Увидев в галерее Лартуа, сидевшего за чаем в обществе нескольких дам, директор отеля подошел к нему и сказал:
– Господин профессор, прошу извинить. Не могли бы вы пойти со мной… Господин Вильнер…
Они вошли в лифт.
По коридору они почти бежали, у одной из дверей шептались между собой две горничные и дежурный по этажу.
Лартуа и директор отеля вошли в комнату.
За письменным столом, грузно осев, замерло тело Эдуарда Вильнера, лбом он уткнулся в рукопись, на толстый бычий затылок падал свет из окна. Рука свисала с подлокотника кресла. Самопишущая ручка скатилась на ковер, и по нему расплылось чернильное пятно.
Лартуа приподнял огромную голову Вильнера, уже холодную и безжизненную, как голова бычьей туши в мясной лавке, тяжелую, как голова мраморного бюста.
Остекленевшие глаза были полузакрыты, одно крыло носа, придавленное тяжестью черепа, так и осталось прикрепленным к носовой перегородке, как будто время уже успело повредить неподвижные черты статуи.
Бровь, прижатая к листу бумаги, была слегка выпачкана чернилами.
– Он умер уже по меньшей мере полчаса назад, – сказал Лартуа. – Сделать ничего нельзя. Остается только перенести его на кровать.
Прославленный медик смотрел на белые листки бумаги, испещренные крупными темными буквами; между словами отчетливо виднелись жирные запятые.
«…Я отвечу тебе – семь дней, ибо именно столько времени потребовалось Богу для сотворения мира».
Рукопись обрывалась на этой фразе. Но Вильнер трудился перед смертью над другой страницей.
Его голова упала на небольшой листок, какой обычно бережливые люди отрывают для заметок.
И на этом маленьком листке бумаги Лартуа прочел:
«Люсьенн придет в пять часов. У нее красивые ягодицы. Все девичьи ягодицы…»
А дальше следовали бессвязные слова, чудовищные по своей непристойности. Горькая гримаса появилась на лице Лартуа. Он незаметно опустил в карман мерзкий листок, который мог бы разрушить прекрасную легенду: этой легенде о драматурге, умершем за письменным столом в ту самую минуту, когда он сравнивал любовь с сотворением мира, предстояло украсить собой историю литературы.
– Я, как всегда, принес ему чай, – объяснял коридорный. – Гляжу, а он вот так уронил голову на стол.

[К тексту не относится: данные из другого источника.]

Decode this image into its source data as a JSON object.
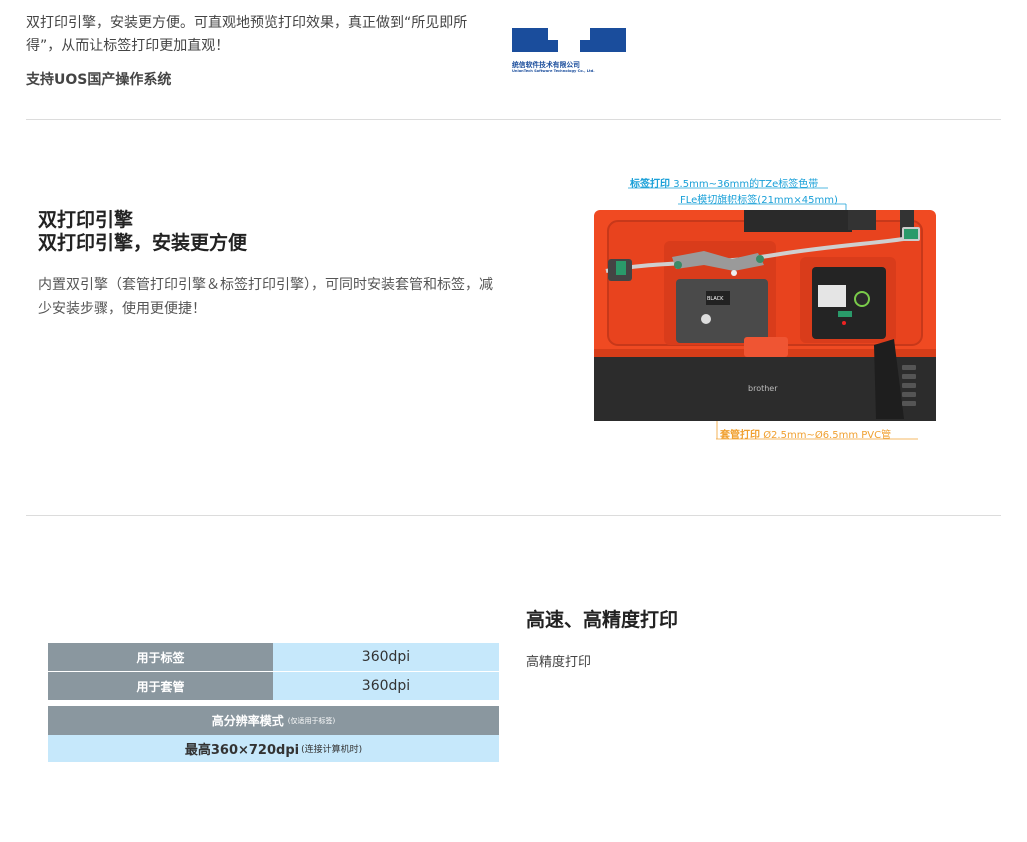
{
  "intro": {
    "paragraph": "双打印引擎，安装更方便。可直观地预览打印效果，真正做到“所见即所得”，从而让标签打印更加直观！",
    "uos": "支持UOS国产操作系统",
    "logo_name": "统信软件技术有限公司",
    "logo_sub": "UnionTech Software Technology Co., Ltd."
  },
  "engine": {
    "title_line1": "双打印引擎",
    "title_line2": "双打印引擎，安装更方便",
    "description": "内置双引擎（套管打印引擎＆标签打印引擎），可同时安装套管和标签，减少安装步骤，使用更便捷！",
    "image": {
      "label_caption_bold": "标签打印",
      "label_caption_rest": "3.5mm~36mm的TZe标签色带",
      "label_caption_2": "FLe模切旗帜标签(21mm×45mm)",
      "tube_caption_bold": "套管打印",
      "tube_caption_rest": "Ø2.5mm~Ø6.5mm   PVC管",
      "brand": "brother",
      "cassette_text": "BLACK"
    }
  },
  "precision": {
    "title": "高速、高精度打印",
    "description": "高精度打印",
    "table": {
      "rows": [
        {
          "key": "用于标签",
          "value": "360dpi"
        },
        {
          "key": "用于套管",
          "value": "360dpi"
        }
      ],
      "hr_title": "高分辨率模式",
      "hr_note": "(仅适用于标签)",
      "hr_value": "最高360×720dpi",
      "hr_value_note": "(连接计算机时)"
    }
  },
  "colors": {
    "accent_blue": "#1aa0d8",
    "accent_orange": "#f0a030",
    "logo_blue": "#1a4d9c",
    "table_gray": "#8a979f",
    "table_light": "#c6e8fb"
  }
}
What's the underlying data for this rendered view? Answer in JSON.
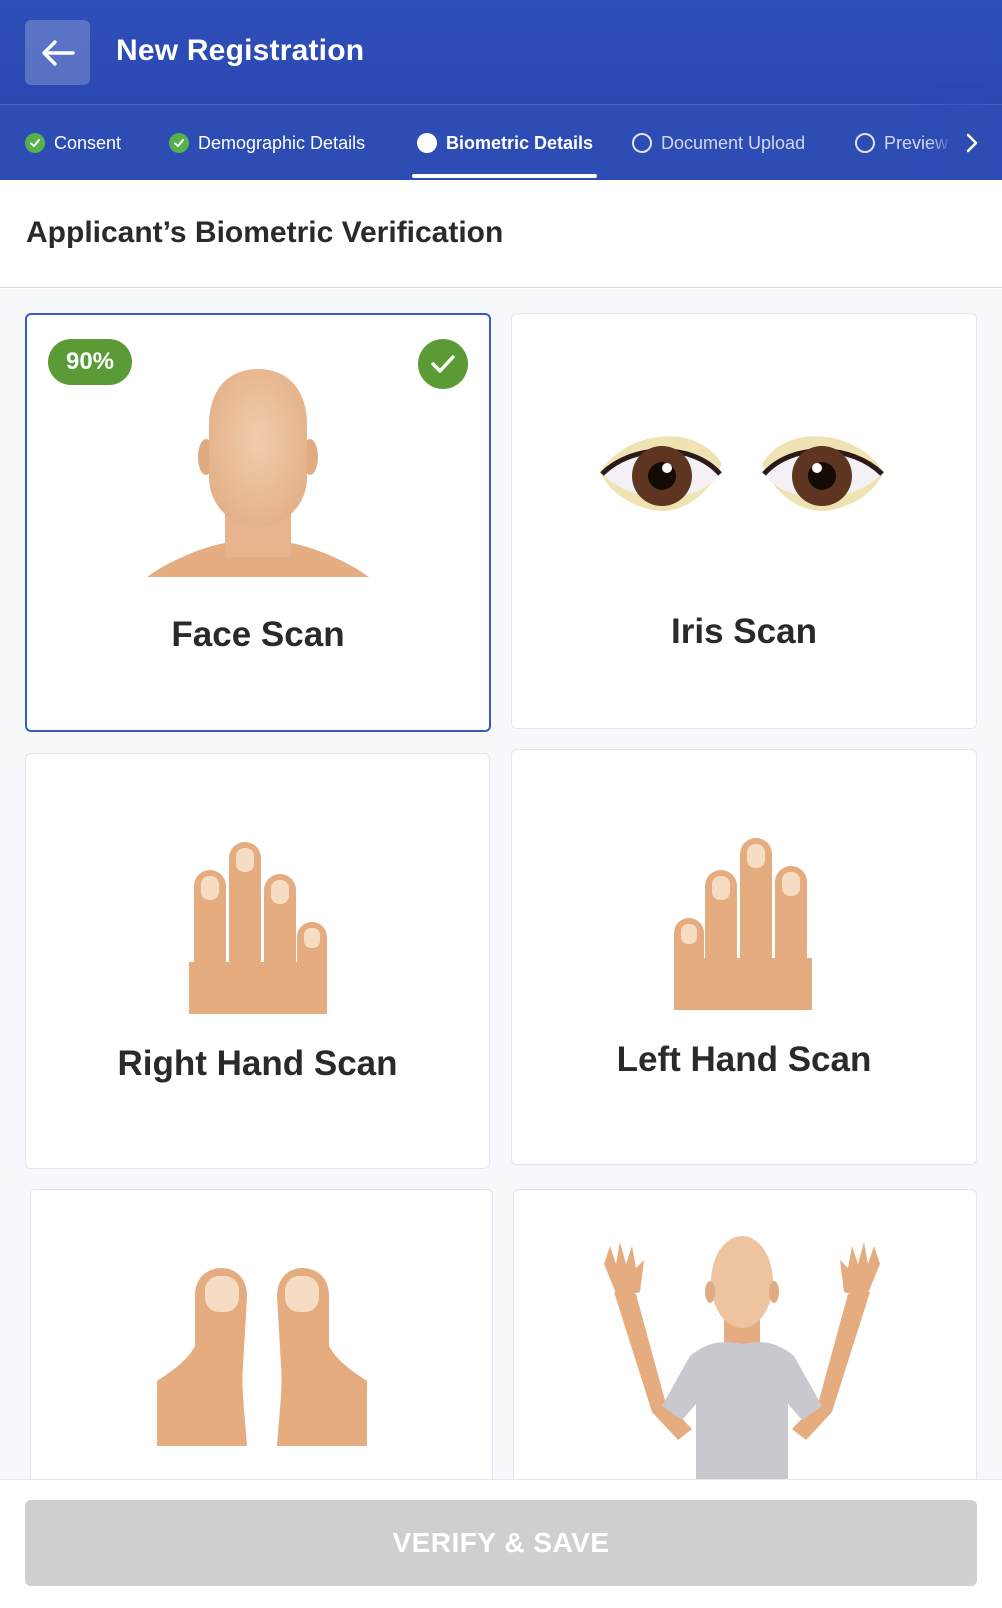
{
  "header": {
    "title": "New Registration",
    "back_icon": "arrow-left-icon",
    "background": "#2f4fb8"
  },
  "stepper": {
    "steps": [
      {
        "label": "Consent",
        "state": "done"
      },
      {
        "label": "Demographic Details",
        "state": "done"
      },
      {
        "label": "Biometric Details",
        "state": "active"
      },
      {
        "label": "Document Upload",
        "state": "todo"
      },
      {
        "label": "Preview",
        "state": "todo"
      }
    ],
    "next_icon": "chevron-right-icon"
  },
  "section": {
    "title": "Applicant’s Biometric Verification"
  },
  "cards": [
    {
      "label": "Face Scan",
      "selected": true,
      "score": "90%",
      "completed": true
    },
    {
      "label": "Iris Scan",
      "selected": false
    },
    {
      "label": "Right Hand Scan",
      "selected": false
    },
    {
      "label": "Left Hand Scan",
      "selected": false
    },
    {
      "label": "",
      "selected": false
    },
    {
      "label": "",
      "selected": false
    }
  ],
  "footer": {
    "verify_label": "VERIFY & SAVE",
    "verify_enabled": false
  },
  "colors": {
    "primary": "#2f4fb8",
    "success": "#5a9b36",
    "step_done": "#57b14a",
    "disabled_button": "#cfcfcf",
    "skin": "#e4aa7c"
  }
}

В комнату набились служащие отеля.
«Какая досада, что он умер у нас», – думал директор.
Он тотчас же распорядился не поднимать шума, чтобы не распугать людей, остановившихся в отеле.
Четыре человека с трудом подняли громадное тело драматурга и перенесли его на кровать.

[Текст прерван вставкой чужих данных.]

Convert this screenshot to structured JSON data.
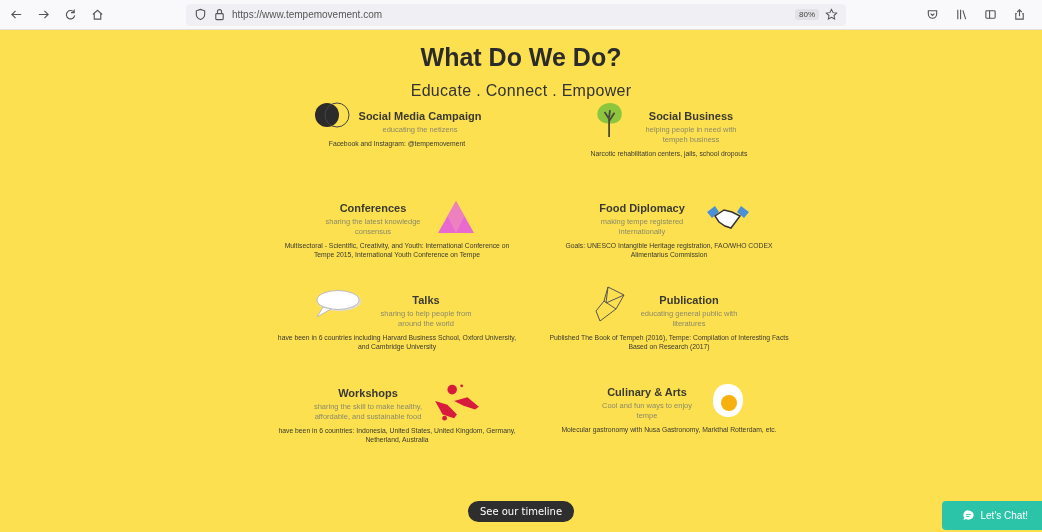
{
  "browser": {
    "url": "https://www.tempemovement.com",
    "zoom": "80%"
  },
  "heading": "What Do We Do?",
  "tagline": "Educate . Connect . Empower",
  "activities": [
    {
      "title": "Social Media Campaign",
      "subtitle": "educating the netizens",
      "detail": "Facebook and Instagram: @tempemovement",
      "kind": "left"
    },
    {
      "title": "Social Business",
      "subtitle": "helping people in need with tempeh business",
      "detail": "Narcotic rehabilitation centers, jails, school dropouts",
      "kind": "left"
    },
    {
      "title": "Conferences",
      "subtitle": "sharing the latest knowledge consensus",
      "detail": "Multisectoral - Scientific, Creativity, and Youth: International Conference on Tempe 2015, International Youth Conference on Tempe",
      "kind": "right"
    },
    {
      "title": "Food Diplomacy",
      "subtitle": "making tempe registered internationally",
      "detail": "Goals: UNESCO Intangible Heritage registration, FAO/WHO CODEX Alimentarius Commission",
      "kind": "right"
    },
    {
      "title": "Talks",
      "subtitle": "sharing to help people from around the world",
      "detail": "have been in 6 countries including Harvard Business School, Oxford University, and Cambridge University",
      "kind": "left"
    },
    {
      "title": "Publication",
      "subtitle": "educating general public with literatures",
      "detail": "Published The Book of Tempeh (2016), Tempe: Compilation of Interesting Facts Based on Research (2017)",
      "kind": "left"
    },
    {
      "title": "Workshops",
      "subtitle": "sharing the skill to make healthy, affordable, and sustainable food",
      "detail": "have been in 6 countries: Indonesia, United States, United Kingdom, Germany, Netherland, Australia",
      "kind": "right"
    },
    {
      "title": "Culinary & Arts",
      "subtitle": "Cool and fun ways to enjoy tempe",
      "detail": "Molecular gastronomy with Nusa Gastronomy, Markthal Rotterdam, etc.",
      "kind": "right"
    }
  ],
  "timeline_button": "See our timeline",
  "chat_button": "Let's Chat!"
}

Лартуа все еще ощущал на ладонях тяжесть массивной головы, которую он приподнял, войдя в комнату. В этой голове с коротко остриженными жесткими седыми волосами возникали, зрели и обретали окончательную форму картины наполовину вымышленного мира; она хранила беспощадные наблюдения драматурга над современниками и над самим собой.
Наивный и немного тягучий женский голос спросил:
– Что тут происходит?
Лартуа поднял глаза и заметил среди служащих отеля высокую, довольно красивую девушку с пышными темными волосами.

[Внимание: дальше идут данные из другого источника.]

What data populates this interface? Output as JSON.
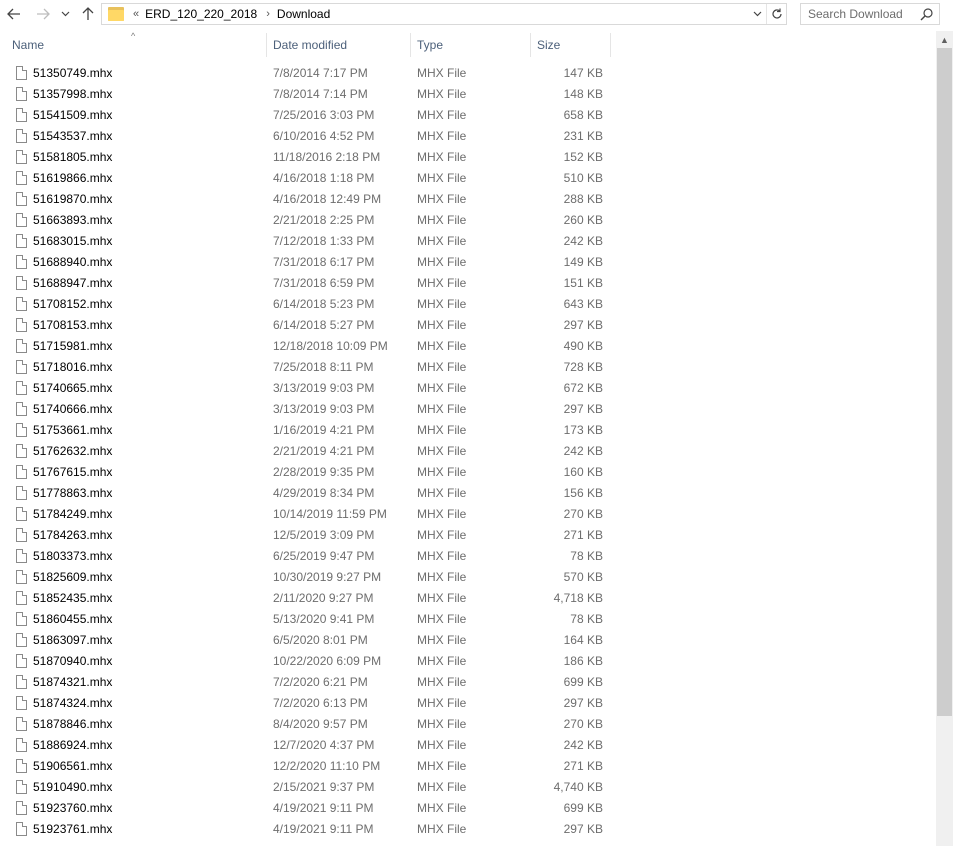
{
  "toolbar": {
    "back_icon": "arrow-left-icon",
    "forward_icon": "arrow-right-icon",
    "recent_icon": "chevron-down-icon",
    "up_icon": "arrow-up-icon"
  },
  "address": {
    "overflow_glyph": "«",
    "crumbs": [
      "ERD_120_220_2018",
      "Download"
    ],
    "separator": "›",
    "dropdown_glyph": "⌄",
    "refresh_glyph": "↻"
  },
  "search": {
    "placeholder": "Search Download"
  },
  "columns": {
    "name": "Name",
    "date": "Date modified",
    "type": "Type",
    "size": "Size",
    "sort_glyph": "^"
  },
  "files": [
    {
      "name": "51350749.mhx",
      "date": "7/8/2014 7:17 PM",
      "type": "MHX File",
      "size": "147 KB"
    },
    {
      "name": "51357998.mhx",
      "date": "7/8/2014 7:14 PM",
      "type": "MHX File",
      "size": "148 KB"
    },
    {
      "name": "51541509.mhx",
      "date": "7/25/2016 3:03 PM",
      "type": "MHX File",
      "size": "658 KB"
    },
    {
      "name": "51543537.mhx",
      "date": "6/10/2016 4:52 PM",
      "type": "MHX File",
      "size": "231 KB"
    },
    {
      "name": "51581805.mhx",
      "date": "11/18/2016 2:18 PM",
      "type": "MHX File",
      "size": "152 KB"
    },
    {
      "name": "51619866.mhx",
      "date": "4/16/2018 1:18 PM",
      "type": "MHX File",
      "size": "510 KB"
    },
    {
      "name": "51619870.mhx",
      "date": "4/16/2018 12:49 PM",
      "type": "MHX File",
      "size": "288 KB"
    },
    {
      "name": "51663893.mhx",
      "date": "2/21/2018 2:25 PM",
      "type": "MHX File",
      "size": "260 KB"
    },
    {
      "name": "51683015.mhx",
      "date": "7/12/2018 1:33 PM",
      "type": "MHX File",
      "size": "242 KB"
    },
    {
      "name": "51688940.mhx",
      "date": "7/31/2018 6:17 PM",
      "type": "MHX File",
      "size": "149 KB"
    },
    {
      "name": "51688947.mhx",
      "date": "7/31/2018 6:59 PM",
      "type": "MHX File",
      "size": "151 KB"
    },
    {
      "name": "51708152.mhx",
      "date": "6/14/2018 5:23 PM",
      "type": "MHX File",
      "size": "643 KB"
    },
    {
      "name": "51708153.mhx",
      "date": "6/14/2018 5:27 PM",
      "type": "MHX File",
      "size": "297 KB"
    },
    {
      "name": "51715981.mhx",
      "date": "12/18/2018 10:09 PM",
      "type": "MHX File",
      "size": "490 KB"
    },
    {
      "name": "51718016.mhx",
      "date": "7/25/2018 8:11 PM",
      "type": "MHX File",
      "size": "728 KB"
    },
    {
      "name": "51740665.mhx",
      "date": "3/13/2019 9:03 PM",
      "type": "MHX File",
      "size": "672 KB"
    },
    {
      "name": "51740666.mhx",
      "date": "3/13/2019 9:03 PM",
      "type": "MHX File",
      "size": "297 KB"
    },
    {
      "name": "51753661.mhx",
      "date": "1/16/2019 4:21 PM",
      "type": "MHX File",
      "size": "173 KB"
    },
    {
      "name": "51762632.mhx",
      "date": "2/21/2019 4:21 PM",
      "type": "MHX File",
      "size": "242 KB"
    },
    {
      "name": "51767615.mhx",
      "date": "2/28/2019 9:35 PM",
      "type": "MHX File",
      "size": "160 KB"
    },
    {
      "name": "51778863.mhx",
      "date": "4/29/2019 8:34 PM",
      "type": "MHX File",
      "size": "156 KB"
    },
    {
      "name": "51784249.mhx",
      "date": "10/14/2019 11:59 PM",
      "type": "MHX File",
      "size": "270 KB"
    },
    {
      "name": "51784263.mhx",
      "date": "12/5/2019 3:09 PM",
      "type": "MHX File",
      "size": "271 KB"
    },
    {
      "name": "51803373.mhx",
      "date": "6/25/2019 9:47 PM",
      "type": "MHX File",
      "size": "78 KB"
    },
    {
      "name": "51825609.mhx",
      "date": "10/30/2019 9:27 PM",
      "type": "MHX File",
      "size": "570 KB"
    },
    {
      "name": "51852435.mhx",
      "date": "2/11/2020 9:27 PM",
      "type": "MHX File",
      "size": "4,718 KB"
    },
    {
      "name": "51860455.mhx",
      "date": "5/13/2020 9:41 PM",
      "type": "MHX File",
      "size": "78 KB"
    },
    {
      "name": "51863097.mhx",
      "date": "6/5/2020 8:01 PM",
      "type": "MHX File",
      "size": "164 KB"
    },
    {
      "name": "51870940.mhx",
      "date": "10/22/2020 6:09 PM",
      "type": "MHX File",
      "size": "186 KB"
    },
    {
      "name": "51874321.mhx",
      "date": "7/2/2020 6:21 PM",
      "type": "MHX File",
      "size": "699 KB"
    },
    {
      "name": "51874324.mhx",
      "date": "7/2/2020 6:13 PM",
      "type": "MHX File",
      "size": "297 KB"
    },
    {
      "name": "51878846.mhx",
      "date": "8/4/2020 9:57 PM",
      "type": "MHX File",
      "size": "270 KB"
    },
    {
      "name": "51886924.mhx",
      "date": "12/7/2020 4:37 PM",
      "type": "MHX File",
      "size": "242 KB"
    },
    {
      "name": "51906561.mhx",
      "date": "12/2/2020 11:10 PM",
      "type": "MHX File",
      "size": "271 KB"
    },
    {
      "name": "51910490.mhx",
      "date": "2/15/2021 9:37 PM",
      "type": "MHX File",
      "size": "4,740 KB"
    },
    {
      "name": "51923760.mhx",
      "date": "4/19/2021 9:11 PM",
      "type": "MHX File",
      "size": "699 KB"
    },
    {
      "name": "51923761.mhx",
      "date": "4/19/2021 9:11 PM",
      "type": "MHX File",
      "size": "297 KB"
    }
  ],
  "scrollbar": {
    "up_glyph": "▲"
  }
}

– Вас зовут Люсьенн? – спросил профессор. – Отныне он в вас больше не нуждается.
Многие десятилетия знаменитый медик в силу своей профессии наблюдал, как умирают люди. Но до сих пор он не мог понять, не мог постичь, как в людях до их последнего дыхания уживаются рядом самые возвышенные чувства и самые низменные страсти. Впрочем, кто придумал эти определения: «возвышенное» и «низменное»? Они означали не больше, чем цветные этикетки, которые наклеивают на ящики с фарфором. Жалкая предосторожность для того, чтобы безопаснее пронести через жизнь хрупкий сосуд – «сосуд скудельный», – ведь он рано или поздно все равно разобьется…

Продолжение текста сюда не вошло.